Continued from a brief hiatus as my computer crapped out for a while. As a way for us to keep our baseball minds warmed up and our senses of irony attuned, I'd like to welcome back the series for a second half. I've gotten the imprimatur from our feared leaders to continue this, and I really want you all to get involved. So let me and us know which names you like most, which names are boring, and in which ways I'm trying too hard. We can't get anywhere without criticism.
Old people names are funny. To go back to our old introductions...
I want to celebrate the names, the ridiculous and the sublime, that make baseball what it is. This is largely inspired by a Joe Posnanski post where he said that Wally Moon was the most 1950’s name ever. That sparked me to take on this new project. The rules are that we begin with the decade they started their career in (i.e. Wally Post comes up in the 50's, not the 60's).
Let’s go through each decade of Reds’ history, from 1890s through the 2000’s and select the greatest names. We will have three categories: Best Name, Most Cincinnati Name, and Most 1960’s Name. I will list the names and how they got on the list below, and then choose my winners. Feel free to disagree in the comments.
Davey Concepcion: It's always surprising to me that there aren't more Concepcions out there. It rolls off the tongue so beautifully, four of the more beautiful syllables out there.
Jimmy Stewart: All you people don't know about lost causes. An itinerant utility infielder does.
Angel Bravo: Outfielder? Porn star? 80's movie sidekick who gets killed 40 minutes in? You decide!
Wayne Simpson: One of the whitest names on the Reds, I didn't realize he was a 1st round pick with a killer rookie year before washing out big time.
John Noriega: Not the rapper, not the Nicaraguan strongman, but from...Utah?
Bo Belinsky: There seem to be way fewer Eastern Europeans in the big leagues now then there were a few decades ago.
Pedro Borbon: They don't make relievers like they used to. Ol' Peter Whiskey never pitched less than 121 innings, never had a K/BB ratio over 2, and averaged 9.5 H/9 from 1972-1977. His ERA in those years? 3.02
Cesar Geronimo: How many of our older brethren here laid out for diving catches in the front lawn screaming "GERONIMO!!!" His Maternal name is Zorilla, which is also good for something.
Richie Scheinblum: More of the "neighborhood dad pinch-hit for the Reds back in the day" variety.
Merv Rettenmud: "Mervin? Sherrif, your given name is Mervin?"
Rawly Eastwick: I was surprised he was born as far north as New Jersey, myself.
Pat Darcy: The Reds bullpen was soooo Jane Eyre back in the day.
Clay Kirby: The Reds had two Clays in their bullpen back then. I don't think there's a single Clay in MLB anymore.

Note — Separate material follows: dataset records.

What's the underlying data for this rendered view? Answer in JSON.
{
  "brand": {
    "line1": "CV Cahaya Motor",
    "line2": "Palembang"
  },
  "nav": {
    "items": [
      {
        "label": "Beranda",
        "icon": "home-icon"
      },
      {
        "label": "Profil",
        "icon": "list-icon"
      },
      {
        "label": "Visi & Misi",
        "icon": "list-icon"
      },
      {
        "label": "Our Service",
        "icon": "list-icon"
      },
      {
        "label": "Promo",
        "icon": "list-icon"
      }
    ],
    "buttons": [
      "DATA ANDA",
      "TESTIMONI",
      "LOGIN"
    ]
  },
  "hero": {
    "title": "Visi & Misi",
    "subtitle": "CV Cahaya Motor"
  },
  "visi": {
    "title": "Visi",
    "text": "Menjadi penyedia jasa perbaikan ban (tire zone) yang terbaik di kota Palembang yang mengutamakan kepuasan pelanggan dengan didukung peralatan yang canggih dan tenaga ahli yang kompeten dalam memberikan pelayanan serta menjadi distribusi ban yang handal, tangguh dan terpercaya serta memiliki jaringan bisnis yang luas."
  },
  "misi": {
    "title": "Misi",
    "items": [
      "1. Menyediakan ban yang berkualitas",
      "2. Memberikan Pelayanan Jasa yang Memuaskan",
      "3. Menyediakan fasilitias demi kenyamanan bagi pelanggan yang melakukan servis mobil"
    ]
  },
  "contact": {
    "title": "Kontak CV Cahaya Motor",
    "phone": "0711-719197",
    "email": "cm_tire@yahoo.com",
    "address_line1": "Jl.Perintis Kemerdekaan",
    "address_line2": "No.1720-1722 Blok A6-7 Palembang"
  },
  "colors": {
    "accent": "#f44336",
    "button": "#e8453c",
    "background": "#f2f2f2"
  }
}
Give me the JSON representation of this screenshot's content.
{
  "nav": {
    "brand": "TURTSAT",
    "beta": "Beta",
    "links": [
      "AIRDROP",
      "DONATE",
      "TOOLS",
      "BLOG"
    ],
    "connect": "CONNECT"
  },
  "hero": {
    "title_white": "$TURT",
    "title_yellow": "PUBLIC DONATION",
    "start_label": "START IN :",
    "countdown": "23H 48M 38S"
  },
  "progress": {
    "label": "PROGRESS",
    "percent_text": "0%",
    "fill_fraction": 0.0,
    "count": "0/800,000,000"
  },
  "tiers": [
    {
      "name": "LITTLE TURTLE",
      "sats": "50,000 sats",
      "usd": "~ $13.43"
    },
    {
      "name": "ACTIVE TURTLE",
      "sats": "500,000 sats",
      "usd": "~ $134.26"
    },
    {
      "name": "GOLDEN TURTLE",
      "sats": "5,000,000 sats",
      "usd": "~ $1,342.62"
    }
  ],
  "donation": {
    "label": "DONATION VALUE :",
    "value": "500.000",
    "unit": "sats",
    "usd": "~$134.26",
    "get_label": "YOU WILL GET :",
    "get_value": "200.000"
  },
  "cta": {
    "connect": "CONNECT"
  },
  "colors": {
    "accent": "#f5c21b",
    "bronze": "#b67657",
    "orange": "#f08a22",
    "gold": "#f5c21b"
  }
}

Joel Youngblood: A very apt name for the youthful outfielder. If he broke in today, we'd be fencing off so many awful puns, you couldn't believe it.

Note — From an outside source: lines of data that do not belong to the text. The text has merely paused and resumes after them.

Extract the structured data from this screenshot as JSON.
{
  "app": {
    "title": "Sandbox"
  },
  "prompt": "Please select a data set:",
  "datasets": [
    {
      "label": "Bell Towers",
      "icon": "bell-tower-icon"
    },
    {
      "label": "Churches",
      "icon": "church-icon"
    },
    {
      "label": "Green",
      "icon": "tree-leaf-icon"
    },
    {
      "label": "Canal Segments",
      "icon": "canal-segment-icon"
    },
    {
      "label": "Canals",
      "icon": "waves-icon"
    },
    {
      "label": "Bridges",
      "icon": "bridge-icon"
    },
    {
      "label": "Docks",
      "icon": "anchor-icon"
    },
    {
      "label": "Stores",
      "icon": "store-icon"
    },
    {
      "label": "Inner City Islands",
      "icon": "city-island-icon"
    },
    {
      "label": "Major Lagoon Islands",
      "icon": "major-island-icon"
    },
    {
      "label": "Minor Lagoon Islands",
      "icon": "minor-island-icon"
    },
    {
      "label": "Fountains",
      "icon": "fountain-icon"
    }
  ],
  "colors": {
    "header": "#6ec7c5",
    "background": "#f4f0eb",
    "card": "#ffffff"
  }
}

Manny Sarmiento: Just seems like a more-cocained-up Davy Concepcion to me. Same name construction, worse stats on the field.
Santo Alcala: Big Santino was not as good as many figured he would be, and I know there's at least one RedsZone member named after him. Also, one of the first pitchers from San Pedro de Macoris (where Cueto and Arredondo are from)

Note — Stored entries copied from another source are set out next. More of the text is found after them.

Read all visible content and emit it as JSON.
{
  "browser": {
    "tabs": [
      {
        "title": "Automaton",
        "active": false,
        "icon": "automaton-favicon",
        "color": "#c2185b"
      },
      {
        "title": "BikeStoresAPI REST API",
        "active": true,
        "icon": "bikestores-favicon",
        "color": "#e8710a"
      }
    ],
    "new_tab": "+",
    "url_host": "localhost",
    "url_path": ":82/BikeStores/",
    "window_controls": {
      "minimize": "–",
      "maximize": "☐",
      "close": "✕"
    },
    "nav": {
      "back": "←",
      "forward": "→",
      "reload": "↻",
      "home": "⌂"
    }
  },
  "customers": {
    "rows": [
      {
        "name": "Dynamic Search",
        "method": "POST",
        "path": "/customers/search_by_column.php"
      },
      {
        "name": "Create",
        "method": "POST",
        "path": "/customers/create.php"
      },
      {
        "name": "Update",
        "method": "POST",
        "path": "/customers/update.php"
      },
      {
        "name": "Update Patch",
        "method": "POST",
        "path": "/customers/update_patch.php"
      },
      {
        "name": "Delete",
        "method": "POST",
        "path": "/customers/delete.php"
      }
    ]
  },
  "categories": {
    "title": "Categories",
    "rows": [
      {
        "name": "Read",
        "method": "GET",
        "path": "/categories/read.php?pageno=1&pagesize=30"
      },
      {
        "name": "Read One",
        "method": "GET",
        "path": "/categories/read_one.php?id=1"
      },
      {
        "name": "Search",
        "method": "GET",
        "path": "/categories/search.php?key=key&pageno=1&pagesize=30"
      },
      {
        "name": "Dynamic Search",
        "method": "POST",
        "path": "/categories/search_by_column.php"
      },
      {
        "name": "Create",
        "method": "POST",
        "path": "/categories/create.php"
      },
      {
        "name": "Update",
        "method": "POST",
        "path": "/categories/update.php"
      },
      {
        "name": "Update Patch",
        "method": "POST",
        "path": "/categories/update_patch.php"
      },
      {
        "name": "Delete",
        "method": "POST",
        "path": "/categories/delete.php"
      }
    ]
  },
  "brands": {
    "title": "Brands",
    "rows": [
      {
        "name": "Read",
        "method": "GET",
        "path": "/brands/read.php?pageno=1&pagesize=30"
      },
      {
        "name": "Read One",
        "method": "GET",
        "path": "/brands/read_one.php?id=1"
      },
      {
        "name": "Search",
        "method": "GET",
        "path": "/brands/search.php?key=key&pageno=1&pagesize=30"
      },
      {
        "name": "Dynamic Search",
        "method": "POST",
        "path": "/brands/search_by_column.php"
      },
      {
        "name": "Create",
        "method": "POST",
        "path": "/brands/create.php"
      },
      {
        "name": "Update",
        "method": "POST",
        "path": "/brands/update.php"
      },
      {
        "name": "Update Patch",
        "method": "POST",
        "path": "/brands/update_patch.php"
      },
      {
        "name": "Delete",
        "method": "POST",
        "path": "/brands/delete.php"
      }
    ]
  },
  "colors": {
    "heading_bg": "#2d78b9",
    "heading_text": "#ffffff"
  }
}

Champ Summers: In the movie about the 1977 Reds (Guys...What Happened?, an ABC premiere), Champ will be played by Neil McDonough, there is no doubt in my mind. C'mon. "Champ Summers"? Really?
Paul Moskau: /pours one out for Red Moskau, the player and the RR dude.
Woodie Fryman: Not that funny in its on right, unless you're asking "Y did he spell it with an 'ie'?"...
Arturo DeFreites: ...unless you look at Arthur of the Fries and realize that they were the same damn person.
Mike LaCoss: I always assumed Miles was fat, and that there was a "Miles Across" joke. Then I realized he went 6'5", 185. Bummer.
Rafael Santo Domingo: Not from Santo Domingo, which stinks. Not very good, which stinks even more.
Look, the 1970's were a lean decade for names, no matter how much success the Reds had on the field. I'm wondering myself if there's an inverse correlation between quality of names and quality of team, but we'll have to suffer through the 1980s and 2000's before we can make a full decision. So I'm sorry for the thinness here, but we'll make up for it in the 80's. My goodness we will.
And, for this decade:
Most Cincinnati Name: How many Richie Scheinblums, or at least Richie Scheinblum derivatives, are there in Walnut Hills? Because I bet there's at least 40.
Most 1970's name: Champ Summers may not be in the 1950's anymore, but now that Vietnam's over and Civil Rights is taken care of, we're gonna be just fine, you guys! I like to think of Champ Summers and Angel Bravo teaching East German kids freedom through dance in some not very good movie somewhere.
Best name of the decade: Cesar Geronimo is a little bit of poetry, a little bit of American history, and a little bit of the classics, all rolled up into one rangy outfielder.